A solar panel is not a constant voltage, or constant current source. It can be thought of as a constant power source with maximum rated voltage and maximum rated current. The power is relative to the light hitting the panel, the voltage is maximum with no current, and drops as current is drawn from the panel.
If you are using a 10W panel, and it's in its full rated sun exposure, you'll get 10W out.
If you draw 1A in that situation, the voltage will be about 10V. If you draw two amps, the voltage will be about 5V.
If your battery is full, you probably aren't going to draw much current, so the voltage is higher.
If the battery is nearly empty, it will draw a lot of current, and it will cause the panel's voltage to drop.
In your specific case, what you're finding is that the panel can't provide full charging current all the time - whether that's due to less than full sun exposure, or a low-charge battery depends on the situation.
However, you can still use this system, even though the voltage is low. If you disconnect the battery and measure its voltage, then connect it to the charging system and measure the voltage at the battery, you'll find that the attached voltage is higher - the battery is accepting current from the system, and is charging. It isn't charging as fast as it could be, but that's due to the panel's limitations.
If you want to learn more about this, and what professional solar charging systems do in order to handle this effect, do a search for MPPT circuits - maximum power point tracking. The solar panel is most efficient at a certain voltage and current for a given sunlight input, and these circuits attempt to track that maximum point so you get as much power from the panel as possible.
Also, note that SLA batteries are very forgiving. It may be that you can eliminate the voltage regulator, and just use the diode in the circuit. This will increase the voltage at the battery since the regulator drops 1.5V-3V depending on load, and thus charging efficiency. Given that you're having a hard time keeping it charged, I'd expect the solar panel is unlikely to damage the battery, but check the panel's maximum current at 7.2V and see if the battery can accept a constant trickle charge of that rate.

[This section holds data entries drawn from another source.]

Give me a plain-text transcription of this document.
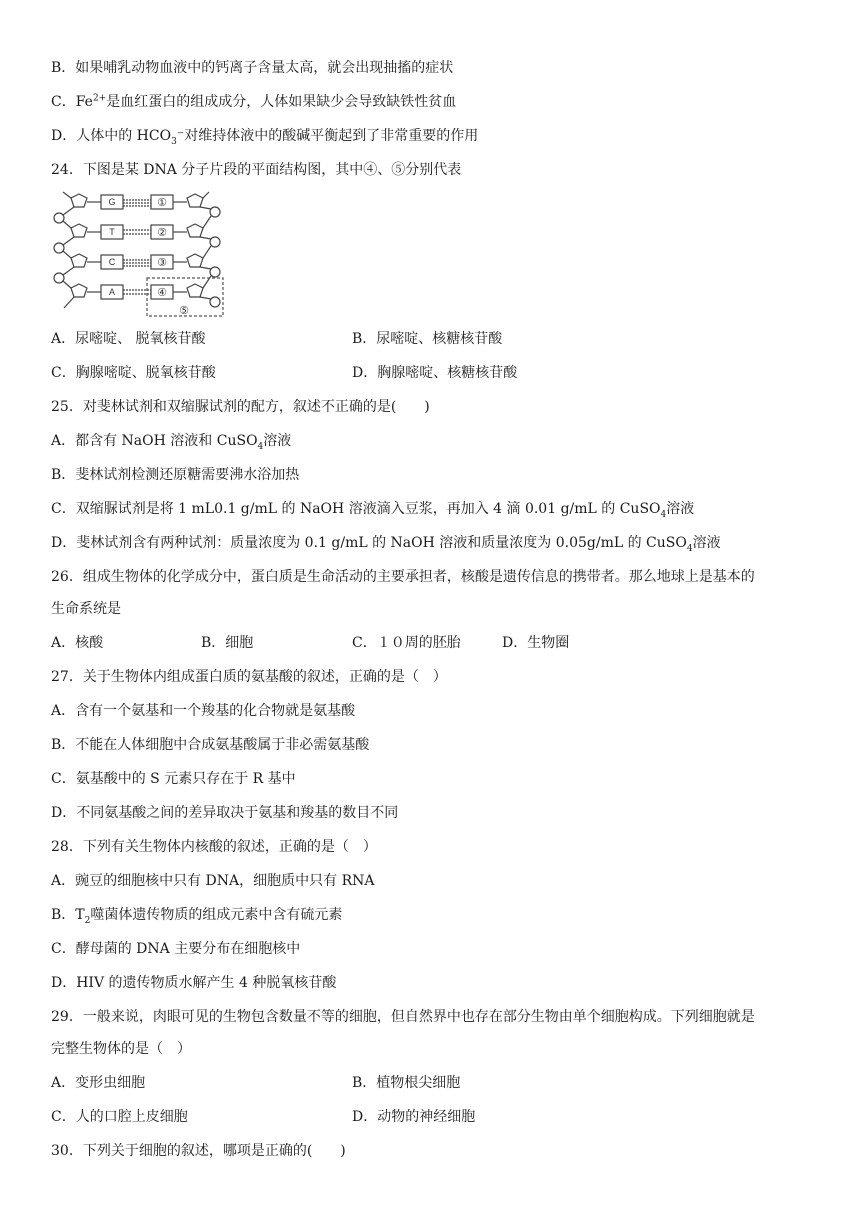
B．如果哺乳动物血液中的钙离子含量太高，就会出现抽搐的症状
C．$Fe^{2+}$是血红蛋白的组成成分，人体如果缺少会导致缺铁性贫血
D．人体中的 $HCO_3^-$对维持体液中的酸碱平衡起到了非常重要的作用
24．下图是某 DNA 分子片段的平面结构图，其中④、⑤分别代表
G
T
C
A
①
②
③
④
⑤
A．尿嘧啶、 脱氧核苷酸	B．尿嘧啶、核糖核苷酸
C．胸腺嘧啶、脱氧核苷酸	D．胸腺嘧啶、核糖核苷酸
25．对斐林试剂和双缩脲试剂的配方，叙述不正确的是(　　)
A．都含有 NaOH 溶液和 CuSO$_4$溶液
B．斐林试剂检测还原糖需要沸水浴加热
C．双缩脲试剂是将 1 mL0.1 g/mL 的 NaOH 溶液滴入豆浆，再加入 4 滴 0.01 g/mL 的 CuSO$_4$溶液
D．斐林试剂含有两种试剂：质量浓度为 0.1 g/mL 的 NaOH 溶液和质量浓度为 0.05g/mL 的 CuSO$_4$溶液
26．组成生物体的化学成分中，蛋白质是生命活动的主要承担者，核酸是遗传信息的携带者。那么地球上是基本的
生命系统是
A．核酸	B．细胞	C．１０周的胚胎	D．生物圈
27．关于生物体内组成蛋白质的氨基酸的叙述，正确的是（　）
A．含有一个氨基和一个羧基的化合物就是氨基酸
B．不能在人体细胞中合成氨基酸属于非必需氨基酸
C．氨基酸中的 S 元素只存在于 R 基中
D．不同氨基酸之间的差异取决于氨基和羧基的数目不同
28．下列有关生物体内核酸的叙述，正确的是（　）
A．豌豆的细胞核中只有 DNA，细胞质中只有 RNA
B．$T_2$噬菌体遗传物质的组成元素中含有硫元素
C．酵母菌的 DNA 主要分布在细胞核中
D．HIV 的遗传物质水解产生 4 种脱氧核苷酸
29．一般来说，肉眼可见的生物包含数量不等的细胞，但自然界中也存在部分生物由单个细胞构成。下列细胞就是
完整生物体的是（　）
A．变形虫细胞	B．植物根尖细胞
C．人的口腔上皮细胞	D．动物的神经细胞
30．下列关于细胞的叙述，哪项是正确的(　　)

It doesn't sound like you need anything more between the solar panel and the battery than just a Schottky diode. Your panel is rather wussy compared to the battery, so it doesn't look like there is anything it can do to hurt the battery.

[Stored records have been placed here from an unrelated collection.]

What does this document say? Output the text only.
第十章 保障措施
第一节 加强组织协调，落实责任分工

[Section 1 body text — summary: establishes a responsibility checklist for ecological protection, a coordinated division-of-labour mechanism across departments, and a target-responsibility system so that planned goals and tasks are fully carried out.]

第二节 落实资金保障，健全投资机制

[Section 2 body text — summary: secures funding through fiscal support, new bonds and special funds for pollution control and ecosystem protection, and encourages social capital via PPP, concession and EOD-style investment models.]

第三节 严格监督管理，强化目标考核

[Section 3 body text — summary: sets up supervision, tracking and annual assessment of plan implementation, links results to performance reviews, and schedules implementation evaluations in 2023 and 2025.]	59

How much current can the solar panel deliver at 13.6 V or so? That is usually the voltage that "12 V" lead-acid batteries can be float-charged at indefinitely. The panel probably can't even put out enough power to get to 13.6 V, especially with a diode in there.

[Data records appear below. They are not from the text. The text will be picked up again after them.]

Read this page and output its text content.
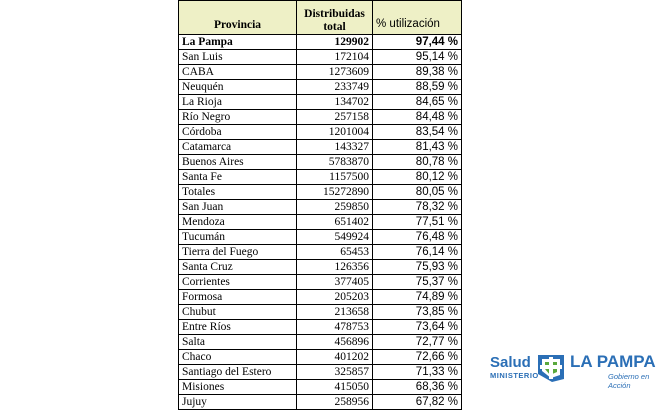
Provincia	Distribuidas total	% utilización
La Pampa	129902	97,44 %
San Luis	172104	95,14 %
CABA	1273609	89,38 %
Neuquén	233749	88,59 %
La Rioja	134702	84,65 %
Río Negro	257158	84,48 %
Córdoba	1201004	83,54 %
Catamarca	143327	81,43 %
Buenos Aires	5783870	80,78 %
Santa Fe	1157500	80,12 %
Totales	15272890	80,05 %
San Juan	259850	78,32 %
Mendoza	651402	77,51 %
Tucumán	549924	76,48 %
Tierra del Fuego	65453	76,14 %
Santa Cruz	126356	75,93 %
Corrientes	377405	75,37 %
Formosa	205203	74,89 %
Chubut	213658	73,85 %
Entre Ríos	478753	73,64 %
Salta	456896	72,77 %
Chaco	401202	72,66 %
Santiago del Estero	325857	71,33 %
Misiones	415050	68,36 %
Jujuy	258956	67,82 %
Salud
MINISTERIO
LA PAMPA
Gobierno en Acción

The real problem may be that the panel can't produce enough voltage to charge the battery all the way. Check the panel and battery specs carefully, and don't forget to consider the voltage drop on the diode.
Best Answer
You must advise battery type and specification.
eg lead acid or NiCd or MimH or LiIon or ...?
How many mAh capacity?
You will not harm the panel by charging a lower voltage panel. The battery will "clamp" the panel output to the battery voltage and supply whatever current it cam.
You should add a diode between panel and battery to prevent "backflow" when panel voltage is lower than battery voltage. You do NOT need a regulator for basic charging except if the battery is so small that it will not toilerate a 300 mA charge rate - which is unlikely. You MAY need a regulator to stop the battery from overcharging.
The panel will supply about 300 mA into the battery in full midday sun when pointed at the sun and less or much less when cloudy, not midday or not pointed directly at the sun. If the battery has capacity below about 2000 mAh it MAY be fully charged in less than one day. If 2000 mAh it will not fully charge in one day from "flat".
Where are you located? What use will be made of the battery (daily discharged fully or ...?) These factors affect the answer.